Eden M. Kennedy has acted impulsively in ways she now regrets.

Another great thing about Jackson

Another great thing about Jackson is that he has no idea when he's done something utterly disgusting. Like plunge his hand into wet kitchen garbage to fish out a cork (or, as we call them, Infant Esophageal Blockage Devices). Or the other night when I was bathing him and he took a big shit in the water. Thank God I'd already scrubbed and shampooed him squeaky clean so I could get him away from the chunky floaters toot sweet. And he has no clue, he's just like, Here's the "poop" hand sign and now I'm going to run out of the bathroom wet and naked and go stick my hands into the cat litter box. Which is especially treacherous because my hilariously elderly cat likes to take these two-part dumps. She'll squeeze out a nice turd, climb out of the box, and scratch at the floor in a civilized manner, and then she'll go, You know, I need to go in for one more round but, whoa! it stinks in there! Hmmm, I could lay log #2 here on the newspaper in front of the box, but what if someone wants to read those stock market tables? I think it's best if I just explosively deposit a quart chocolate pudding right here on this tangle of electrical cords. Ahhhh. And Jack wonders why I always want to go straight to sleep at night with a pillow over my head.

Other husband-related observations: When I first met Jack he was a rough-and-tumble construction worker driving around with his tools in the back of a car he'd borrowed from his sister, wearing a $1,200 watch, whose hair always smelled great.
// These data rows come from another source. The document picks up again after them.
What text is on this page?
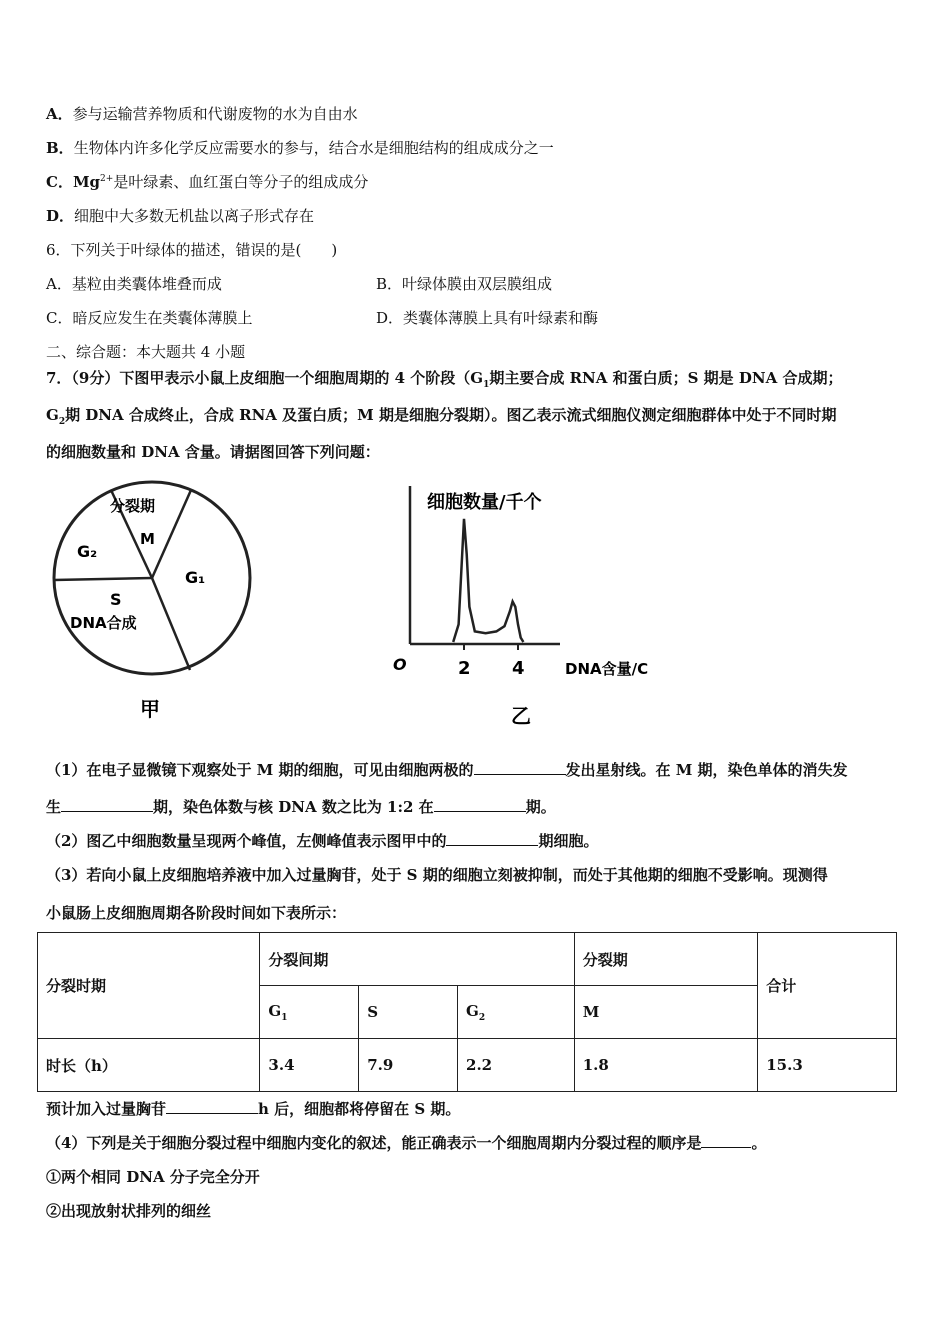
A．参与运输营养物质和代谢废物的水为自由水
B．生物体内许多化学反应需要水的参与，结合水是细胞结构的组成成分之一
C．$Mg^{2+}$是叶绿素、血红蛋白等分子的组成成分
D．细胞中大多数无机盐以离子形式存在
6．下列关于叶绿体的描述，错误的是(　　)
A．基粒由类囊体堆叠而成	B．叶绿体膜由双层膜组成
C．暗反应发生在类囊体薄膜上	D．类囊体薄膜上具有叶绿素和酶
二、综合题：本大题共 4 小题
7．（9分）下图甲表示小鼠上皮细胞一个细胞周期的 4 个阶段（$G_1$期主要合成 RNA 和蛋白质；S 期是 DNA 合成期；
$G_2$期 DNA 合成终止，合成 RNA 及蛋白质；M 期是细胞分裂期）。图乙表示流式细胞仪测定细胞群体中处于不同时期
的细胞数量和 DNA 含量。请据图回答下列问题：
分裂期
M
G₂
G₁
S
DNA合成
甲
细胞数量/千个
O	2 4	DNA含量/C
乙
（1）在电子显微镜下观察处于 M 期的细胞，可见由细胞两极的	发出星射线。在 M 期，染色单体的消失发
生	期，染色体数与核 DNA 数之比为 1:2 在	期。
（2）图乙中细胞数量呈现两个峰值，左侧峰值表示图甲中的	期细胞。
（3）若向小鼠上皮细胞培养液中加入过量胸苷，处于 S 期的细胞立刻被抑制，而处于其他期的细胞不受影响。现测得
小鼠肠上皮细胞周期各阶段时间如下表所示：
分裂时期	分裂间期			分裂期	合计
	$G_1$	S	$G_2$	M	
时长（h）	3.4	7.9	2.2	1.8	15.3
预计加入过量胸苷	h 后，细胞都将停留在 S 期。
（4）下列是关于细胞分裂过程中细胞内变化的叙述，能正确表示一个细胞周期内分裂过程的顺序是	。
①两个相同 DNA 分子完全分开
②出现放射状排列的细丝
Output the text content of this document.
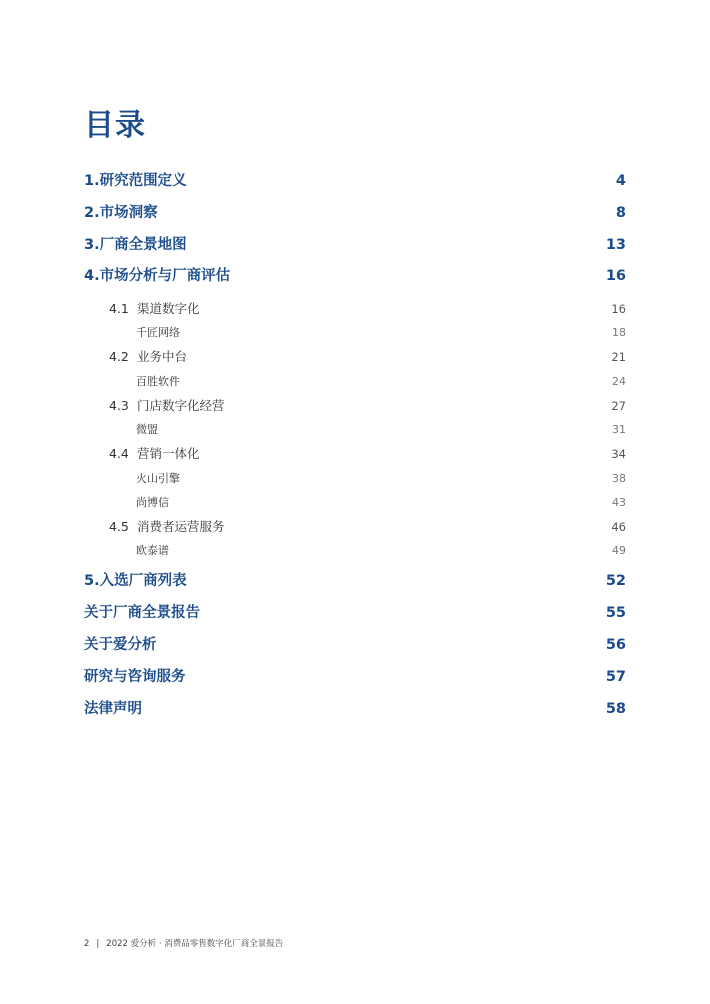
目录
1.研究范围定义	4
2.市场洞察	8
3.厂商全景地图	13
4.市场分析与厂商评估	16
4.1 渠道数字化	16
千匠网络	18
4.2 业务中台	21
百胜软件	24
4.3 门店数字化经营	27
微盟	31
4.4 营销一体化	34
火山引擎	38
尚博信	43
4.5 消费者运营服务	46
欧泰谱	49
5.入选厂商列表	52
关于厂商全景报告	55
关于爱分析	56
研究与咨询服务	57
法律声明	58
2 | 2022 爱分析 · 消费品零售数字化厂商全景报告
Other things Jack owned in 1995: 1. A quilt bedspread with matching pillow shams and a bed skirt 2. Not one but two bread baskets, a long one for baguettes and a little round one for rolls 3. A bulimic Abyssinian cat named Auda Abu Tayi He's got a studly truck now, the cat went to the Humane Society (they have a no-kill policy, don't worry), and the quilt is trashed, but we still use the baskets every day.
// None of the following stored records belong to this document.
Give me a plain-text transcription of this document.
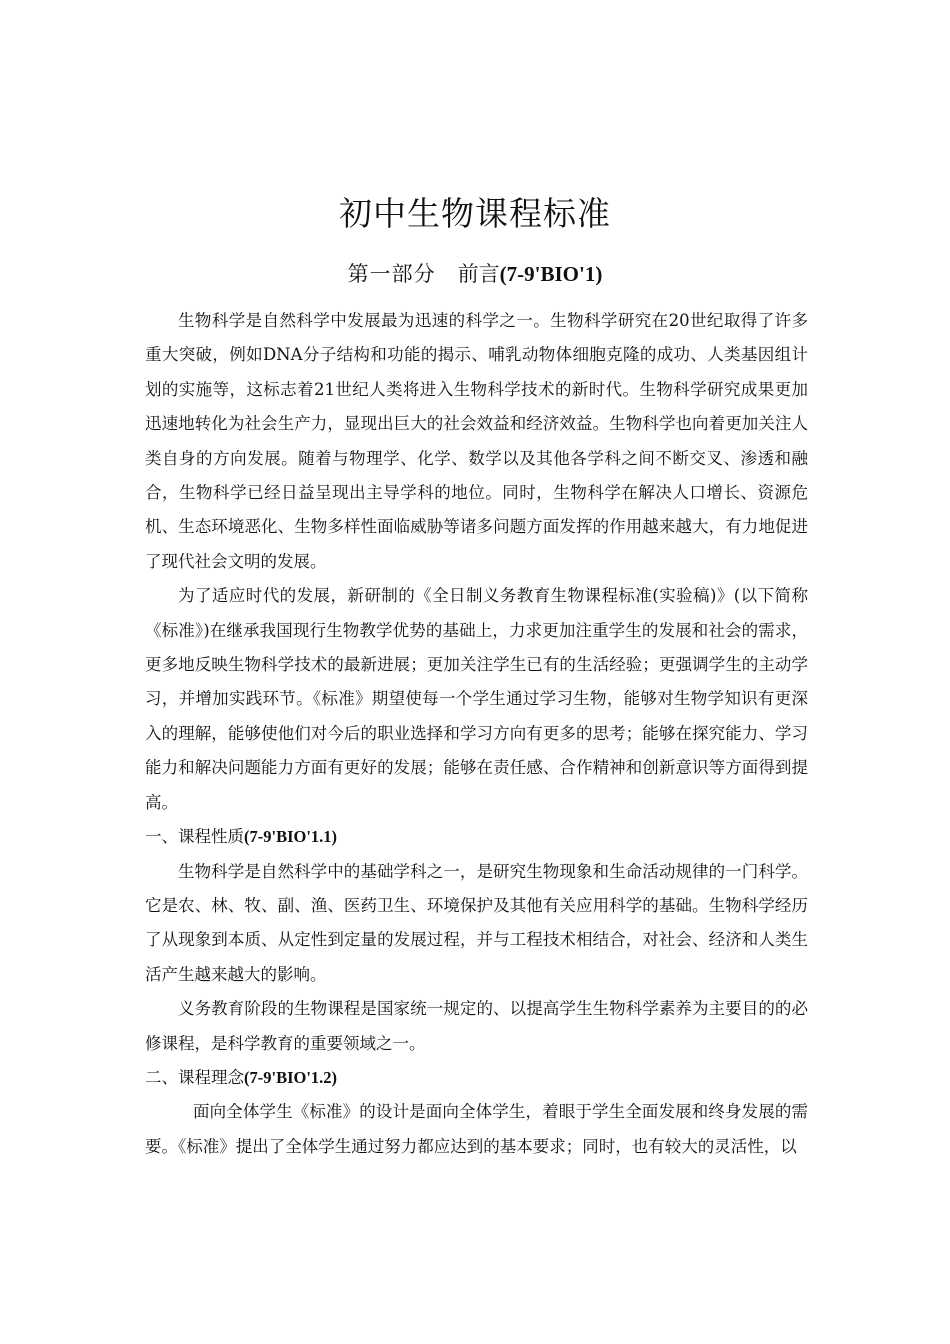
初中生物课程标准
第一部分 前言(7-9'BIO'1)

生物科学是自然科学中发展最为迅速的科学之一。生物科学研究在20世纪取得了许多重大突破，例如DNA分子结构和功能的揭示、哺乳动物体细胞克隆的成功、人类基因组计划的实施等，这标志着21世纪人类将进入生物科学技术的新时代。生物科学研究成果更加迅速地转化为社会生产力，显现出巨大的社会效益和经济效益。生物科学也向着更加关注人类自身的方向发展。随着与物理学、化学、数学以及其他各学科之间不断交叉、渗透和融合，生物科学已经日益呈现出主导学科的地位。同时，生物科学在解决人口增长、资源危机、生态环境恶化、生物多样性面临威胁等诸多问题方面发挥的作用越来越大，有力地促进了现代社会文明的发展。

为了适应时代的发展，新研制的《全日制义务教育生物课程标准(实验稿)》(以下简称《标准》)在继承我国现行生物教学优势的基础上，力求更加注重学生的发展和社会的需求，更多地反映生物科学技术的最新进展；更加关注学生已有的生活经验；更强调学生的主动学习，并增加实践环节。《标准》期望使每一个学生通过学习生物，能够对生物学知识有更深入的理解，能够使他们对今后的职业选择和学习方向有更多的思考；能够在探究能力、学习能力和解决问题能力方面有更好的发展；能够在责任感、合作精神和创新意识等方面得到提高。

一、课程性质(7-9'BIO'1.1)

生物科学是自然科学中的基础学科之一，是研究生物现象和生命活动规律的一门科学。它是农、林、牧、副、渔、医药卫生、环境保护及其他有关应用科学的基础。生物科学经历了从现象到本质、从定性到定量的发展过程，并与工程技术相结合，对社会、经济和人类生活产生越来越大的影响。

义务教育阶段的生物课程是国家统一规定的、以提高学生生物科学素养为主要目的的必修课程，是科学教育的重要领域之一。

二、课程理念(7-9'BIO'1.2)

面向全体学生《标准》的设计是面向全体学生，着眼于学生全面发展和终身发展的需要。《标准》提出了全体学生通过努力都应达到的基本要求；同时，也有较大的灵活性，以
Yesterday, Jackson and I joined our downstairs neighbors and their son, daughter-in-law, and almost-three-year-old granddaughter for a ride up to the Santa Ynez Valley. We had lunch with the cowboys at the Longhorn, where it seems to be a cultural imperative to gun your engine several times before shutting it off, thus awakening any babies who might be sleeping in other cars, thereby depriving the parents of said babies a chance to eat anything substantial before they have to get up to prevent baby deaths-by-drowning in decorative barrel-fountains. Then we drove to the Melville winery, which was closed for Columbus Day, so we just skipped the whole wine tasting thing, even though Jackson's developing a taste for local pinot noir. Then we looked at some property near the water that we might all move to, our downstairs neighbors taking the big house and Jack, Jackson, and I taking the double-wide trailer across the highway from the beach. I only got to see the trailer from the road, but it's supposed to be old and funky in a good way. At first I was excited, but now I'm having second thoughts. I know it's so ultra hip around here to live in a done-up trailer, but I don't know. Do they have insulation? Heat? Water? CABLE INTERNET SERVICE? Or will I be beating our clothes against a rock down at the creek for entertainment? These and other questions will be answered, if not tomorrow, then sometime soon, I'm sure.

We are angrily awaiting the Great Pumpkin, because he gypped us last year.